Disease Motifs
Investigating the Biomechanics of Disease
Go back to the Home page Resources About this site Biological Research Services Contact this Site

Techniques Used


BLAST Basic Local Alignment Search Tool

The method that is used to try and find out these motifs is really a misuse or abusive use of an online program called BLAST (Basic Local Alignment Search Tool). This program will find proteins that are similar to an original query sequence. If you have a protein sequence or only a part of a sequence and you would like to know what that protein is or what protein it is most similar to, you would enter this query sequence in to the BLAST program and this would run a search against a protein database (i.e. long list of protein sequences) and find the proteins that were the most similar to the original query sequence. The results of a protein BLAST search would just be a list of proteins with the most similar proteins to the query sequence at the top of the list and the gradually more dissimilar proteins further down. In other words the proteins that are returned from a BLAST search are all ranked in order of similarity. The proteins listed at the top of the list would be the most suitable candidates for the identification of the original query sequence.

E-Values

A statistical number called the E-value is used in order to rank the proteins and place them in a certain order down the list. This E-value gives some indication of the statistical significance of the returned proteins, and the lower or smaller the E-value the more significant is the resulting protein and the higher it appears in the list of results.
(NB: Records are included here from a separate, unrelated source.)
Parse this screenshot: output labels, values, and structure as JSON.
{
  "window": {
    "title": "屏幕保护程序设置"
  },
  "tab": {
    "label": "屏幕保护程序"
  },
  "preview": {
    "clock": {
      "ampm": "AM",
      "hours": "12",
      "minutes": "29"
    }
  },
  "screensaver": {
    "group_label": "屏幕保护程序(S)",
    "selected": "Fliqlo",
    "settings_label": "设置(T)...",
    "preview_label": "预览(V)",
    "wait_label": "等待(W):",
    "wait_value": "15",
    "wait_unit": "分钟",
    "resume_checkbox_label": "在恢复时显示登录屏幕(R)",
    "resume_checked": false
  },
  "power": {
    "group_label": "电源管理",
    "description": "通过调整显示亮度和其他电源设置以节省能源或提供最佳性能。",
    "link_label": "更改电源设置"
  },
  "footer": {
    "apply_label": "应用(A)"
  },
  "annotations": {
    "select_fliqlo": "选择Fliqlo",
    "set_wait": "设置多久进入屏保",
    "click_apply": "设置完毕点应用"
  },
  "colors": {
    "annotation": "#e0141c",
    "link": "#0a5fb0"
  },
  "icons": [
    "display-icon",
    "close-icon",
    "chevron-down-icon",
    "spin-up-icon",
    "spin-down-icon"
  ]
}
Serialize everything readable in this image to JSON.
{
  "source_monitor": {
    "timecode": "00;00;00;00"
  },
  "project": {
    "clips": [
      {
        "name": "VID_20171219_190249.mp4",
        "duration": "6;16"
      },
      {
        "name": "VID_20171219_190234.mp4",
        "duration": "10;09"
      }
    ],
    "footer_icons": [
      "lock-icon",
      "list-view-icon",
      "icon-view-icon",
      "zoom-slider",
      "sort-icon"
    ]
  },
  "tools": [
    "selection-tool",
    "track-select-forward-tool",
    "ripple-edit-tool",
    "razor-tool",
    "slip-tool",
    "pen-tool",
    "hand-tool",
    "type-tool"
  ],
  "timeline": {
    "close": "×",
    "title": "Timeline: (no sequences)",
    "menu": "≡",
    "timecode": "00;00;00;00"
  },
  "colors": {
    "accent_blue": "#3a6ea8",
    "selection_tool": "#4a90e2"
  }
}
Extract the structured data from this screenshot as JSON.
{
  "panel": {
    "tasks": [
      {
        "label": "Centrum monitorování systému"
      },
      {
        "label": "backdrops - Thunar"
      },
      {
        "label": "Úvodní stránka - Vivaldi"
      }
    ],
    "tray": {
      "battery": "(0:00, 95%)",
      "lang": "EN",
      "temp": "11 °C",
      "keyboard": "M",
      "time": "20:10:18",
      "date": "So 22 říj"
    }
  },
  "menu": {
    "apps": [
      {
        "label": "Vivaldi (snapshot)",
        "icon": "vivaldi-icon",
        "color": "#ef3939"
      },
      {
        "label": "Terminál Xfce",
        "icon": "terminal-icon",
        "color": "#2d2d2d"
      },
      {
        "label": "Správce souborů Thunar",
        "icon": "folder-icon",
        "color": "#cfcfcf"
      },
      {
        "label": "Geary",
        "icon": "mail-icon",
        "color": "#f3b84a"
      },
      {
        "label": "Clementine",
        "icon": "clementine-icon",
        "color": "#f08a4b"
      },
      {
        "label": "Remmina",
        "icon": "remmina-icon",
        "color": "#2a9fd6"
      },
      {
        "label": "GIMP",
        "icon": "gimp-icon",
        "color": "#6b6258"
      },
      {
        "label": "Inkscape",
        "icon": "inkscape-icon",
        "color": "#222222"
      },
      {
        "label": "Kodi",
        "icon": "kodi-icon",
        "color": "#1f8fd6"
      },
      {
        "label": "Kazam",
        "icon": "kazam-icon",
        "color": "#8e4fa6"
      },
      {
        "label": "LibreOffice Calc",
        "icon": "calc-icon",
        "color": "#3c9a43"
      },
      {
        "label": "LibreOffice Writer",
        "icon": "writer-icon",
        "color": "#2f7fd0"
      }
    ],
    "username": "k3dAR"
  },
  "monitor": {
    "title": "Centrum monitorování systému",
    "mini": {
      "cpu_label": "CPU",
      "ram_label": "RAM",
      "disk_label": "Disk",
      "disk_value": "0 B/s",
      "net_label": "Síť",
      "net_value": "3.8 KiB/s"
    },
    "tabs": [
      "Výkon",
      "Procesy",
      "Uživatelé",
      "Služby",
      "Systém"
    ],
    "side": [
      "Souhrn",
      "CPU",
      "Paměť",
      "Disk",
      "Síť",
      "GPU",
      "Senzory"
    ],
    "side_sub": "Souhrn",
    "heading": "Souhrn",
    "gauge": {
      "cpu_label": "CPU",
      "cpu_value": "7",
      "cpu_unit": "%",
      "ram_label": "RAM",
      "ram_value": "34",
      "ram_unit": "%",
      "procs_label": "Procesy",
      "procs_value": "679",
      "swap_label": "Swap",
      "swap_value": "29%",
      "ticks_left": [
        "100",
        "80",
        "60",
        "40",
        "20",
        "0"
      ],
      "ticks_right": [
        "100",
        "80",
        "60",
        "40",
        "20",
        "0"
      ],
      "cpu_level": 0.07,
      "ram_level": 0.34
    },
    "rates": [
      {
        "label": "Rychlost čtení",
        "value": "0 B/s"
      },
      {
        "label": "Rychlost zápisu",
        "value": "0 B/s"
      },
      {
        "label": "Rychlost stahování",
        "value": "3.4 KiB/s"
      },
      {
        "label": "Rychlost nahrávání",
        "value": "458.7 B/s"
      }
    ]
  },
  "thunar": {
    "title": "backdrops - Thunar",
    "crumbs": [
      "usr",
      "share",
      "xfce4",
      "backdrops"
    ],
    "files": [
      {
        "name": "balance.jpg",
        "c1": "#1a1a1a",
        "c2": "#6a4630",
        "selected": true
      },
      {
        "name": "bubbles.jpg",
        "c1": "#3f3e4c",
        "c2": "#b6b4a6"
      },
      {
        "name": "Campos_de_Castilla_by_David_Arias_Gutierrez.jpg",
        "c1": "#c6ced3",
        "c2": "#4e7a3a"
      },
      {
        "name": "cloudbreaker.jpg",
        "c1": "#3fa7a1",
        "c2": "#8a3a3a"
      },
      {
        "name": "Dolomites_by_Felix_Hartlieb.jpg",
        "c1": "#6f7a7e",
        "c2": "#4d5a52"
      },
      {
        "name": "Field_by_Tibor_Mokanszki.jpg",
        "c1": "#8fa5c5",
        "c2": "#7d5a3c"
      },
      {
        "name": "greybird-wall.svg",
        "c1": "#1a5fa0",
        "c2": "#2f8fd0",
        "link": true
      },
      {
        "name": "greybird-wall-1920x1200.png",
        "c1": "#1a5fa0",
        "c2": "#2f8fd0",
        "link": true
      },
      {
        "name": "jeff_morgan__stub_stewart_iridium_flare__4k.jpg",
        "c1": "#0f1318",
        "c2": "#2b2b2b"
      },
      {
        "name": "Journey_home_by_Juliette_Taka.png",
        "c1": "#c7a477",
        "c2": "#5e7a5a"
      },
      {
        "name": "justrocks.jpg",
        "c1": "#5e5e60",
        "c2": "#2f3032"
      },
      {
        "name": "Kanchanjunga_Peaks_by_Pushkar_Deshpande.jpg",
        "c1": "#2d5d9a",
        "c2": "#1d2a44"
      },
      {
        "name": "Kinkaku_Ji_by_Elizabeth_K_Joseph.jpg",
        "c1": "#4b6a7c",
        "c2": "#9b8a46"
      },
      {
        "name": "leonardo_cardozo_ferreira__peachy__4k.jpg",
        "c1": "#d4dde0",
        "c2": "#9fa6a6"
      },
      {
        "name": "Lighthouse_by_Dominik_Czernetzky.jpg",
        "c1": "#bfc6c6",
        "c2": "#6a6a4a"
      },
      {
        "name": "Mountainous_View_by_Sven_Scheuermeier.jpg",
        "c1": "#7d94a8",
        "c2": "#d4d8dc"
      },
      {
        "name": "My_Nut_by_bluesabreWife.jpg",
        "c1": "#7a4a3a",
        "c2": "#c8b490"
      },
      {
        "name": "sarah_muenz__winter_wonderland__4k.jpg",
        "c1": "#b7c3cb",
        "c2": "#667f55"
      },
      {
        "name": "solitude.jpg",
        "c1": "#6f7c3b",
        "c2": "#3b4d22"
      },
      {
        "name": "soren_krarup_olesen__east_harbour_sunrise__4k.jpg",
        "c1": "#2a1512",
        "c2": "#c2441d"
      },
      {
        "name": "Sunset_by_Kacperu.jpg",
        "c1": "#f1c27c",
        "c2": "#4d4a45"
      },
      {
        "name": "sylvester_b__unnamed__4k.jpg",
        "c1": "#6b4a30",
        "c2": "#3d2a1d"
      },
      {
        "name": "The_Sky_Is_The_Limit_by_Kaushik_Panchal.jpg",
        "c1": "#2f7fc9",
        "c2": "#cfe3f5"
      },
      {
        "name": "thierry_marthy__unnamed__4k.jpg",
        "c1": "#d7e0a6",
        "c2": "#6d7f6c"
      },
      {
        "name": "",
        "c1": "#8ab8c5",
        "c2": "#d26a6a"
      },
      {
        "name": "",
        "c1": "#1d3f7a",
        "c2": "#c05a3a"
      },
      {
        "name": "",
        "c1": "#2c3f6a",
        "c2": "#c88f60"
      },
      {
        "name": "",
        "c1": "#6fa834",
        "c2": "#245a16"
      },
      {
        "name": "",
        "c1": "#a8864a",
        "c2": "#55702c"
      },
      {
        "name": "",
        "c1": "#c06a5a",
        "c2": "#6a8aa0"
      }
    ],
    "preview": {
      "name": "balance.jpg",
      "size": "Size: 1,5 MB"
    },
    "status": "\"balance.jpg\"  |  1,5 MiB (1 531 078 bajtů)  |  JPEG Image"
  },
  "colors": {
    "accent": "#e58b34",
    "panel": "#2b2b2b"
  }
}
Typically it would be desirable that the returned proteins had a very low E-values such as 1 times ten to the power of minus seventy or 1 X 10-70 and would of course be a very small number. The last thing you would want is for the E-value to be greater than 1. E-values such as 200 say, or 500 would mean that those particular proteins were totally different from your query sequence and should be disregarded.

Abusive use of the BLAST program

In this work however, since it is not necessary to identify the particular protein sequence in question as the protein is already known and probably the sequence has already been taken out of the database in the first place, it would be pointless to try and find it again in a BLAST search. In a BLAST search one can specify whether to search against the whole database or whether to BLAST search against a bacterial or viral databases (i.e. contains only bacterial or viral proteins respectively), and if one were to run a BLAST search for the Human Prion protein against a bacterial database with the E-value set at 1 X 10-2 there would be no results returned as the bacterial proteins would not in any way be a match for the Human Prion protein. This is a correct result, and for most people that should be the end of the matter as there are few bacterial proteins that have a matching similarity to the Human Prion protein.

The misuse or abusive use of the BLAST program starts by changing the E-value settings to get very high E-value this is of no value in identifying the particular protein but as the protein is already known this is not a problem. The real aim is to find microbial proteins that have small isolated islands of amino acids (motifs) that are similar or the same in the query sequence but with the rest if the protein possibly being totally different. In order to get any microbial results at all it is necessary to increase the BLAST settings of the E-value so as to allow E-values of 200 or more so as to get some results. By default such values will not be displayed with only values of near 0.1 or 1 being shown and the E-value acts as a discriminator and prevents the display of results that have larger E-values than this. Changing the E-value discriminator like this and searching for proteins that are very dissimilar in the main is not the correct way to use the BLAST program and hence the term abusive is used to describe the way the program is being utilised.

Originally this work started by just searching for one motif and analyzing one particular protein which happened to be the Human Prion protein but it was realised that it would be better to analyze multiple proteins to get clearer results rather than just looking at one protein. So if there were any diseases that had multiple proteins that may be implicated in some way in the disease process these diseases would be better targets for evaluation. This would probably produce a series of motifs rather than just one motif and this would be something similar in concept to a 'fingerprint' associating a particular pathogen to a disease via this series of motifs.

With this in mind it was decided to search the Swiss-Prot protein database and several databases have been created from this for future work. There are 20,277 human proteins out of database of nearly half a million proteins (at the time of writing though this number will change) and from this human database there have been found several databases such as the cancer database with 1,689 proteins and this can be subdivided into various cancer sets such as lung, breast, colon, prostate etc.

The problem here will be the number of false positives that are included in these data entries. In the Prion group for example with 8 proteins, one protein which was pulled out was ENOX2_HUMAN which was selected because it had the statement 'Has several properties associated with prions including resistance to proteases' and included the word 'prion' which was the keyword used in the search. Is it good enough to just associate one protein with another in an almost subjective manner? How relevant this particular protein's Prion associated properties will be in terms of yielding a disease motif that as some connection with a motif obtained from the Prion protein itself as yet to be discovered. Regardless of the number of false positives and the false negatives (entries that should have been found but weren't), provided there are enough true positives then hopefully there will be some chance of success.